The end-of-year natural gas price outlook has improved “considerably” over the past month following several “hot” weeks, and the gas storage surplus should begin the final quarter of 2007 with gas storage 60 Bcf lower than year-ago levels and fuel oil prices offering a higher “price umbrella,” an energy consultant said Thursday.

Natchez, MS-based Stephen Smith & Associates raised its natural gas price forecast for 4Q2007 by 55 cents to $7.30/MMBtu (Henry Hub) from an earlier estimate of $6.75 on of the expectation for lower gas storage numbers. The odds, said Smith analysts, favor heating degree days (HDD) in 4Q2007 to be higher than a year ago based on the National Weather Service (NWS) and other weather outlooks. The team raised its full-year 2007 gas price to $6.95/MMBtu from $6.80. For 2008, the price forecast was hiked to $6.95/MMBtu from $6.75.

Smith’s forecast came on the heels of the latest Energy Information Administration (EIA) storage data on Thursday, which indicated that 74 Bcf was injected into storage, matching the five-year average for the week and slightly below last year’s 79 Bcf injection (see Daily GPI, Sept. 28). As of Sept. 21, working gas in storage stood at 3,206 Bcf, according to EIA estimates. Stocks are 37 Bcf less than last year at this time and 238 Bcf above the five-year average of 2,968 Bcf. For the week, the East region injected 44 Bcf, while the Producing and West regions chipped in 20 Bcf and 10 Bcf, respectively.

“The primary driver for this eight-week surplus reduction, as might be expected, was a sequence of unusually hot weather as compared with last year,” or 557 total cooling degree days (CDD) for the last eight weeks versus 488 total CDDs for the corresponding period of last year), the analysts said. For the period from Oct. 5 through Jan. 4, 2008, they used a forecast of 7% lower than normal HDDs to drive their storage projection. The NWS, they noted, expects a warm fall. “Last year had 13% lower HDDs for the corresponding period…” and the data indicate “an early January 2008 storage projection, which is 300 Bcf lower than one year earlier.”

The team assumes that in 4Q2007, HDDs will be 7% below 10-year norms, compared with 4Q2006’s HDDs, which were 13% below 10-year norms. Also, the current price for New York Harbor (NYH) 1% sulfur residual fuel oil was standing at more than $9/MMBtu, compared with an average price of $6.43/MMBtu in 4Q2006.

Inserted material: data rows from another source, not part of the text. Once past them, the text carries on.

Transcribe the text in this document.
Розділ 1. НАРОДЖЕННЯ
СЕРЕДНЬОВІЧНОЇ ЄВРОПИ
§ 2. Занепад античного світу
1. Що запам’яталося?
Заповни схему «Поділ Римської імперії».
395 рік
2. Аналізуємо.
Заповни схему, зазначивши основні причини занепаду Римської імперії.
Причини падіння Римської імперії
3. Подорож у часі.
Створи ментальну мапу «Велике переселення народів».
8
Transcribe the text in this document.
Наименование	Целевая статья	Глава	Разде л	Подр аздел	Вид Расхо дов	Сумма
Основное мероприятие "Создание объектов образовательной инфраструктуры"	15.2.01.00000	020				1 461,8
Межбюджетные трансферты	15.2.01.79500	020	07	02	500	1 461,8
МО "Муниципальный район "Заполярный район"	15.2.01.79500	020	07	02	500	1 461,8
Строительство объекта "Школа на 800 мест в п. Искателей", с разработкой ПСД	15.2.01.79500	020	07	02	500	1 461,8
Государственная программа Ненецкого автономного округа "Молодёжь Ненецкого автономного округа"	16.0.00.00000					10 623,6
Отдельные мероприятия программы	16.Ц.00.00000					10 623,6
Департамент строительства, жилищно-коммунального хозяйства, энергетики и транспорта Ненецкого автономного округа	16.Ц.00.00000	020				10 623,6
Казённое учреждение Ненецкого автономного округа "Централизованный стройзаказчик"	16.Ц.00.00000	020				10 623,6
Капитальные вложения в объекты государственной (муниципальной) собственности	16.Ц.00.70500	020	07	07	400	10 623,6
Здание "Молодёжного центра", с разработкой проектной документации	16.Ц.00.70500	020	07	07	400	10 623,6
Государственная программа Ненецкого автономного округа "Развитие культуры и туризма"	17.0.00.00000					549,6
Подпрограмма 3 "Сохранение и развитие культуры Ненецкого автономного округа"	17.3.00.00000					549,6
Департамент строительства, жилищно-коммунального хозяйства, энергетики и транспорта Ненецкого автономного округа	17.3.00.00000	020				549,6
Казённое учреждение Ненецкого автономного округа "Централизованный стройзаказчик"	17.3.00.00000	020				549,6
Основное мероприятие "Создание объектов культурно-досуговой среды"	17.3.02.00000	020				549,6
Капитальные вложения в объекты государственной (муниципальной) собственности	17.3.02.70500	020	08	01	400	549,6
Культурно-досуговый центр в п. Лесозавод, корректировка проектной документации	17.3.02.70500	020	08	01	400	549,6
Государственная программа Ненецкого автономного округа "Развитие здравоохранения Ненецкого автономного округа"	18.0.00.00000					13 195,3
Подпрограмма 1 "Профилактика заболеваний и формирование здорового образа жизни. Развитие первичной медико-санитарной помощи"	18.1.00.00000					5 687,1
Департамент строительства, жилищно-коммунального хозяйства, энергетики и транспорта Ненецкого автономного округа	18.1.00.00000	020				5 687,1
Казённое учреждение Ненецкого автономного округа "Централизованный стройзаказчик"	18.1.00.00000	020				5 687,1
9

“Our ‘base case’ price outlook for November bidweek outlook…assumes an environment of $75-85 WTI [West Texas Intermediate] for the next month or two, private weather service projections of CDDs through Oct. 5, 93% of HDD norms for Oct. 6-Nov. 2, and no major hurricane disruptions to gas supply through hurricane season,” analysts stated in a report.

In their assumptions, the analysts estimate a late October gas-to-resid spread in the range of minus $2.00/MMBtu to minus $1.00/MMBtu. At an assumed NYH 1% resid price of $8.75/MMBtu (up 25 cents/MMBtu from two weeks ago) for late October, Smith analysts implied “a likely” November Henry Hub bidweek price range of $6.75-7.75/MMBtu.